The Canopy: A Roof that Dances with the Wind


Every artist has a masterpiece; and every work of art its chance to be remembered for the emotions that it evokes.
The Stavros Niarchos Foundation Cultural Center has many masterpieces, but the most impressive one is definitely the Canopy: a huge roof that resembles a wing over the main building, dancing in the wind despite its 2 skins 10,000-square-metre surface and 3,500-tonne weight.

Renzo Piano’s idea was to have a solid element suspended over the building like a metaphysical frame. The result is a shell of two curved surfaces made of ferro-cement, a material much loved by Italian engineer Pier Luigi Nervi of the previous century but rarely used today because of the amount of work that it requires.
«The two surfaces that form the shell are supported by 30 very thin columns 30 centimeters each in diameter»,explains Gianni Botteon, the project manager from Salini Impregilo.«Inside the shell is a complex system of intertwined pipes and shock absorbers that holds the shell tightly closed and maintains its shape as a wing».
«Accepting the challenge to do this canopy as Renzo Piano had conceived it was what helped us win the tender for the project, which many had said was not doable»,he adds.

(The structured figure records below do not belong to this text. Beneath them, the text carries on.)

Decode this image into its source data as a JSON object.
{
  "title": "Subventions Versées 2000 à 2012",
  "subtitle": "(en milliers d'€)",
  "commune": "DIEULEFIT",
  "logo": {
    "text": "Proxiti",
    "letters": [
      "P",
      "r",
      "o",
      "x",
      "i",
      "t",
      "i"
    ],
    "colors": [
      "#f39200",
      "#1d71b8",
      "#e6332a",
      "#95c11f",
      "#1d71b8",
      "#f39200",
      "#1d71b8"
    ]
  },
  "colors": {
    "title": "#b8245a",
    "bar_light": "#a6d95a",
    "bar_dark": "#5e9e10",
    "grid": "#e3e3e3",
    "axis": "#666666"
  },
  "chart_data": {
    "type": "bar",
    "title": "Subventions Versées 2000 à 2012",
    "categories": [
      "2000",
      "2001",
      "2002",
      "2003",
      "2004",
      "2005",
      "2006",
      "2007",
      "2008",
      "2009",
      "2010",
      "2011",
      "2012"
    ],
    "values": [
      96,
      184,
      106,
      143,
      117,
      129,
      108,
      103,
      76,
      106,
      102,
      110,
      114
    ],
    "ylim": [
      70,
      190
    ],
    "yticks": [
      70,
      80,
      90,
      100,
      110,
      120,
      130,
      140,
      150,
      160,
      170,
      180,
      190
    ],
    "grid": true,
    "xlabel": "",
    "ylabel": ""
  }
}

Technical skill, mastery of craft and perfectionist in every detail are the qualities required of workers in every square centimeter of the shell.
An enormous surface that resembles a football pitch, the shell is composed of 720 panels of ferro-cement, each one nearly seven meters by 3.5 meters in size. Every one of them has a particular curvature that makes it unique and requires that it be placed in a specific spot to form the canopy.
«In order to understand how to build the canopy we needed a year of research with a series of tests done on materials,” says Botteon. “It all began in a small workshop and then – once production started – we set up building covering 4,000 square meters on the construction site with two production lines. It took us six months to make all the panels, one by one, working delicately that at some moments recalled those workshops of the Renaissance. The result was unique in the world».

The Canopy: A Roof that Dances with the Wind

The uniqueness of each panel (often no more than 3.5 centimeters thick) required an incredible amount of work and the use of topographic instruments with which each panel was shaped and given geographic coordinates to be followed when fitted on the structure. Thanks to an identification system, each panel found its rightful place with absolute precision and a margin of error of no more than 2 millimeters. The work resembled that of a tailor. Such is how it was described on the construction site where some 300 people were hired to apply on each panel an eight-layer mesh.

«During one of his visits to the site, Renzo Piano saw the complexity of the construction and seemed incredulous of the craftsmanship shown in such an imposing work, which was bringing to life the artist’s vision»,says Botteon.
In September 2015, this “unique masterpiece” started to float in the air, moving in the wind as well as thermal forces.
Work then went towards finishing the bottom part of the shell, for which Renzo Piano said he wanted to see “shine like the hood of a Cadillac». This new challenge was eventually overcome thanks to workers who had come from shipyards, treating the surface so that it became white and shiny.

By contrast, the upper part of the shell would be covered with solar panels to allow the building to be energy self-sufficient under normal use conditions.
There was also the erecting of a mast 40 meters in height.
«The role of the mast is to give a sense of the wind, so it bends along a special curve under a certain pressure,” says Botteon. “It again gives the perception of movement».
It is another story within the story because the pole (40 centimeters in diameter at the base and only eight at the top) was built by a company in Genoa that makes masts for sail boats. After one year of designing - time needed to find the right materials and measurements to allow for the correct curvature -  the mast began to flex in the wind, indicating to everyone the location of the Center.